Ее мурлыканье, несмотря на плохую акустику и шум винтов, становилось необычайно громким.
– Мой четырехлапый сердцеед, – ласково называла его она и делала ему козу:
– У, моя Квазиморда…
Сзади произносил свой пьяный монолог писатель Крестовоздвиженский. Его добровольная жертва, Юлия Николаевна Савраскина, безропотно внимала душеизлияниям прозаика и даже, казалось, сочувствовала ему.
– Успокойся, женщина, я еще не сказал своего слова в литературе! – с достоинством ответил я своей четвертой жене. – Этот роман станет вершиной моего творчества! Но она не поверила…
– И что было потом? – потрясенно спрашивала Юленька.
– Она ушла. А я так и не женился. Сейчас я одинок… Не понят… Забыт… Потому что не могу отступиться от принципов! Сегодня мало быть писателем, надо быть магом, немножко шарлатаном и, возможно, чуть-чуть алхимиком, имеющим дело не с веществами и минералами, а со словами и смыслами. Самая лучшая книга та, которая непонятно как написана и неизвестно почему захватывает читателя…
Когда произошло следующее включение, общая тональность исповеди была уже иной:
– Да, между тем, кто написал «Здесь был Вася» и мной, написавшим роман, нет никакой разницы, – сокрушался Крестовоздвиженский. – Вася был даже честнее, потому что не рассчитывал на всенародную славу и признание. Дерьмо я, Юленька, а не писатель!
– Нет, вы хороший писатель!
– Нет, я дерьмо. Полное и безоговорочное… Как сказал один белорусский письменник, «у чым твоя вера?» А не у чым. Нет ее у меня…
– Я уверена, все у вас еще получится!
– Уверены?
– Да!
– Будьте моей музой!
– М-м-м?
– Будьте моей!
– В своем ли вы уме?
– Тогда просто будьте! Нет, лучше выходите за меня замуж!
– Я уже замужем.
– Разведитесь!
– А дети?
– Дети, дети… При чем тут дети? Мы же говорим о чувствах.
– Вот именно… Самое главное чувство для меня – это чувство долга…

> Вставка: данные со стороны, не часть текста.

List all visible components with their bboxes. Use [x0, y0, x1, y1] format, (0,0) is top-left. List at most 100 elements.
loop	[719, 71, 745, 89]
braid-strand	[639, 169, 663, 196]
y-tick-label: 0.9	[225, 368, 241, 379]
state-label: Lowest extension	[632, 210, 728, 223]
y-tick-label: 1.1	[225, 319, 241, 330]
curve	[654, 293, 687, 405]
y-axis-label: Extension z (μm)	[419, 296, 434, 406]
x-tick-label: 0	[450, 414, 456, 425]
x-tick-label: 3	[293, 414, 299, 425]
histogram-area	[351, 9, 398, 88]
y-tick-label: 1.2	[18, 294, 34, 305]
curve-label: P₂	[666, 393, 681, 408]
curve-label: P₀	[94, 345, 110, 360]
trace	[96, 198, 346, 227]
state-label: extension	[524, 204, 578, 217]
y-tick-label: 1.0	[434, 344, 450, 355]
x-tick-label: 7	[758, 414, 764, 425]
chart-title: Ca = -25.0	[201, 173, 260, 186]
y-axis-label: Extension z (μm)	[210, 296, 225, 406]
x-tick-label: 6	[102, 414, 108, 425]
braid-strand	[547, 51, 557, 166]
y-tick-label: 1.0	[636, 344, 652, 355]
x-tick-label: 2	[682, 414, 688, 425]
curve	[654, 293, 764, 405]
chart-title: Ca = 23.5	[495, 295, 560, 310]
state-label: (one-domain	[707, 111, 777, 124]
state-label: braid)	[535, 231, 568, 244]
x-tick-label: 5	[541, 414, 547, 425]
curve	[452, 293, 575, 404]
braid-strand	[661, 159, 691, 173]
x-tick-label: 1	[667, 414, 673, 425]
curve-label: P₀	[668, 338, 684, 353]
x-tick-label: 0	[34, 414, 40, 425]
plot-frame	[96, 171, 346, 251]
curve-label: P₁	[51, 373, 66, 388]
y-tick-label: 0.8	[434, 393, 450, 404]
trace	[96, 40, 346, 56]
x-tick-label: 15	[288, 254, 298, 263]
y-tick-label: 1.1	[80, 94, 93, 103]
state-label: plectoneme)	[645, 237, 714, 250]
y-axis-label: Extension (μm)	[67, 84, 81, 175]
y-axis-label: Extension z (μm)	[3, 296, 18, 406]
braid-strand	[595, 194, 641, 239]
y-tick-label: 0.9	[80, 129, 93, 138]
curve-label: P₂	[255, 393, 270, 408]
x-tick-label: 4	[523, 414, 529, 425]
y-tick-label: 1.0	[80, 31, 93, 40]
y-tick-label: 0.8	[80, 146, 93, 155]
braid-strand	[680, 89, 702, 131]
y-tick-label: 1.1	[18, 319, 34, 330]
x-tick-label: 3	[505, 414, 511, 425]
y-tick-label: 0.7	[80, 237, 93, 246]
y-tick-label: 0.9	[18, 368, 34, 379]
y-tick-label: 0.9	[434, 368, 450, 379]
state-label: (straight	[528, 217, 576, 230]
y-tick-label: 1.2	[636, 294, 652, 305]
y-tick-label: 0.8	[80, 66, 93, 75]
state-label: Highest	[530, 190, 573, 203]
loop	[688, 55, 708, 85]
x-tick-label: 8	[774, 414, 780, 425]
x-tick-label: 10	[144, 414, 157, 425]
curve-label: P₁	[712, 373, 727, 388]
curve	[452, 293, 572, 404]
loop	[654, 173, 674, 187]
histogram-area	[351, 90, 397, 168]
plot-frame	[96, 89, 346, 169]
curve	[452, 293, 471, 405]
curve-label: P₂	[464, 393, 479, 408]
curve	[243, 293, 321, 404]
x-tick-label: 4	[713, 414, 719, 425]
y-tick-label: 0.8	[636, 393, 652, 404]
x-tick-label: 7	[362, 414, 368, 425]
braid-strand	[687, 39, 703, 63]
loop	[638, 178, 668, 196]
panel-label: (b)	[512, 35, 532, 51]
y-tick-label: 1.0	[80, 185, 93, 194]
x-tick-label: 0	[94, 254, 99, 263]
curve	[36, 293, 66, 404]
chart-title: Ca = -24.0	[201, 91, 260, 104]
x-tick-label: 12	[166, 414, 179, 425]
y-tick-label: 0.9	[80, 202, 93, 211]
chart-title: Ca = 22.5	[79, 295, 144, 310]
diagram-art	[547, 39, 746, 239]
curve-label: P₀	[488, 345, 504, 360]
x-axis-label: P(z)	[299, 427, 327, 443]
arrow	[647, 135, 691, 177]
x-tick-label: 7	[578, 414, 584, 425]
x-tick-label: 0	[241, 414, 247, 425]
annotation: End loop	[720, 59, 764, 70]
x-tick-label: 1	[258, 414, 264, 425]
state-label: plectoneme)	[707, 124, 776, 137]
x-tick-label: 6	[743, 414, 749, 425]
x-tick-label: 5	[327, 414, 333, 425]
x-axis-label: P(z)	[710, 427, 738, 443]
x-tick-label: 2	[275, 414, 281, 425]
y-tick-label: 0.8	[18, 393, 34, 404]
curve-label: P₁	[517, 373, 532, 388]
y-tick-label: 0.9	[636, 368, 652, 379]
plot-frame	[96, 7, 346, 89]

«Но я другому отдана…», – с оттенком сожаления подумал Михайлов сквозь дрему. Верная, увы, жена и образцовая мать. Обычно такие многодетные матроны рыхлы, асексуальны, почти бесполы. Они выходят замуж девственницами и никогда не изменяют мужьям, чтобы всю свою энергию, всю нерастраченную душевную страсть вложить в семью. Материнство. И детство. И в этом их предназначение. Но Юлия Николаевна Савраскина была слишком хороша собой, чтобы принадлежать одному мужчине, пусть даже самых выдающихся достоинств. Это было несправедливо. В этом ему виделся какой-то скрытый дефект природы. Некий налет искусственности. Оксюморон. И даже нонсенс.
Отметился в его дремотных полусферах и депутат, сидевший с Дарьей по левую от него руку через проход.
– Ты думаешь, я не понимаю, что это партия, как ты выразилась, карьеристов, стяжателей и приспособленцев? Понимаю. И все понимают. Ты думаешь, я не знаю, что стране нужны не временщики, а «люди истины»? Знаю. Но где их взять? Идет борьба за власть…
– Если всякая власть от Бога, то всякая борьба за власть, по-любому, от дьявола, – изрекла журналистка.
– Вот именно. А ты говоришь…
Оператор ни на шаг не отходил от своей Крыски-Лариски, галантно сопровождая ее даже в туалет. Она напоминала уже не огневушку-потаскушу, а потрепанную, невыспавшуюся, поблекшую при свете дня моль.